Index updateing performance is very, very slow.

Apr 4, 2012 at 5:53 PM

I'm not sure if this is due to the context of my application or a general problem.  However, when updating an existing index with a new set of records, I see lots of file system activity, but it takes forever.  Visual Studio is outputting thousands of the following errors:

A first chance exception of type 'System.IO.IOException' occurred in Lucene.Net.DLL
A first chance exception of type 'System.IO.IOException' occurred in mscorlib.dll

They come in pairs, one error in "Lucen.Net.DLL" the next in "mscorlib.dll".  I don't know what is going on, as the errors seem to be occurring deep in the DLLs or system API.  When pausing the debugger, I'm in the Lucene.Linq.Search.Index<TEntity> class's Add(TEntity, bool) method, at the "_context.Modifier.Flush();" statement on line 287 of the "~\trunk\Lucene.Linq\Search\Index`1.cs" file.

Apr 4, 2012 at 5:58 PM

Turning on the Visual Studio Exception Helper and setting it to stop at all System.IO.IOExceptions is telling that the files to be modified or deleted are already being accessed by another process.  Is Lucene.Net or Lucene.Linq spawning multiple threads to perform file operations and these are colliding?

Developer
Apr 5, 2012 at 8:45 PM

You are correct - this happens deep in the Lucene.Net DLL itself as it attempts to spawn multiple threads to read/write/index content. And those are colliding.

Apr 5, 2012 at 8:51 PM

I don't suppose there's a way to serialize Lucene's file system access so different threads aren't trying to simultaneously access the same files or send the drive heads to widely separated places on the drive?

Developer
Apr 5, 2012 at 9:33 PM

I've worked with Lucene.Net for several years but never so deep within it's internals

I'll see about getting source and see if it's something obvious, I am however not very comfortable stepping away from the standard Lucene.Net library and I know for a fact that the folks on that project follow the guidelines:

  1. Maintain the existing line-by-line port from Java to C#, fully automating and commoditizing the process such that the project can easily synchronize with the Java Lucene release schedule;
  2. Maintaining the high-performance requirements excepted of a first class C# search engine library;
  3. Maximize usability and power when used within the .NET runtime. To that end, it will present a highly idiomatic, carefully tailored API that takes advantage of many of the special features of the .NET runtime.

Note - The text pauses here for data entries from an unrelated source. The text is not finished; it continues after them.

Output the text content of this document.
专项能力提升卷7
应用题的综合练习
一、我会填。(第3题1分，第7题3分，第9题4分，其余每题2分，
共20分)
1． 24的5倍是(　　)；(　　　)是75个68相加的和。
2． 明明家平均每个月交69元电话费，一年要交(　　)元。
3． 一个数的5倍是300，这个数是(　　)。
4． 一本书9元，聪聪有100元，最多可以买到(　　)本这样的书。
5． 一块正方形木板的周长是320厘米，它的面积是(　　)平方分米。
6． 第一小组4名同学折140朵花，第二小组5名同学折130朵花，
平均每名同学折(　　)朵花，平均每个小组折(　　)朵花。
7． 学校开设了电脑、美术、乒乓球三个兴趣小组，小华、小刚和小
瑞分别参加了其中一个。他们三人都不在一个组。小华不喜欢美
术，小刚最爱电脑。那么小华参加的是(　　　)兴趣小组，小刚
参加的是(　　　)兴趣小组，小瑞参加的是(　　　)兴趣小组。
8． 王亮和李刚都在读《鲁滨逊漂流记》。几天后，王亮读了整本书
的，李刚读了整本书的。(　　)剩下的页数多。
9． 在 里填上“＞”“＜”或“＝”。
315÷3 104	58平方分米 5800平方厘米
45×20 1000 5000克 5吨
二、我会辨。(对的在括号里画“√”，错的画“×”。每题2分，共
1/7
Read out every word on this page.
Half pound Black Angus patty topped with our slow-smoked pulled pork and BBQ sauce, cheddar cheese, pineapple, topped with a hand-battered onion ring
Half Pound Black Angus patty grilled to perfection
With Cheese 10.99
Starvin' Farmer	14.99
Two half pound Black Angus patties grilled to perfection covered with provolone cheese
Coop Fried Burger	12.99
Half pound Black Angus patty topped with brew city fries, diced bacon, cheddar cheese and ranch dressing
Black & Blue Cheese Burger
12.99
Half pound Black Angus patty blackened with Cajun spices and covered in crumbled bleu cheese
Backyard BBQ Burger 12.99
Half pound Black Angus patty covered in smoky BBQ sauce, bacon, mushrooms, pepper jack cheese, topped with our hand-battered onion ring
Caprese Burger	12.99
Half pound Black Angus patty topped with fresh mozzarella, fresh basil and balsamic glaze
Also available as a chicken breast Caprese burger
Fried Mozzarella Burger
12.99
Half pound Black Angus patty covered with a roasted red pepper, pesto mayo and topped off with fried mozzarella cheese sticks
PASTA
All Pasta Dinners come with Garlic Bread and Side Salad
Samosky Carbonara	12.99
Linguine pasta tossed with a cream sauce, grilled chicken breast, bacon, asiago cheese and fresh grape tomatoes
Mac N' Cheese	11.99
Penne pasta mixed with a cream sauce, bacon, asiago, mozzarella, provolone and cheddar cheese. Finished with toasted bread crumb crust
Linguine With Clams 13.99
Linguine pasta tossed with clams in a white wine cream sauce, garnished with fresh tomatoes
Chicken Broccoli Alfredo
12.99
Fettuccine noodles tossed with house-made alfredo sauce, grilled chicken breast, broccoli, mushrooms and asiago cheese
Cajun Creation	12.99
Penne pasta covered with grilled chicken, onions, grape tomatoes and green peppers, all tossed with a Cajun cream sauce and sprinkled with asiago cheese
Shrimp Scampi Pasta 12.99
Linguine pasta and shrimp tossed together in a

I've been quite verbal before about my disagreement of the fact that goals #1  and #2 are in the order they are, those should be reversed. But I also see where they are coming from, if they reverse those, it will essentially bring them away from the benefits of the Java version of Lucene.

In other words: I can maybe fix it, but I'll also have to give them the patch, which they will have to approve, which won't go into Lucene.Net but rather into Lucene (Java) and then finally be automatically ported from Java to C#...

If you have another trick, I'm open to it

Apr 5, 2012 at 9:42 PM
Edited Apr 5, 2012 at 9:43 PM

I wish I had a trick to do that - but I'm nowhere near as familiar with Lucene as you are.  And my knowledge of file system programming is merely at the surface.  I just know that seeing hundreds of System.IO.Exceptions per minute due to file access conflicts is not a good thing for any system where performance is an important issue.  I'd actually expect an issue like this to be a problem for Java as well as .Net - unless their development is on radically different hardware...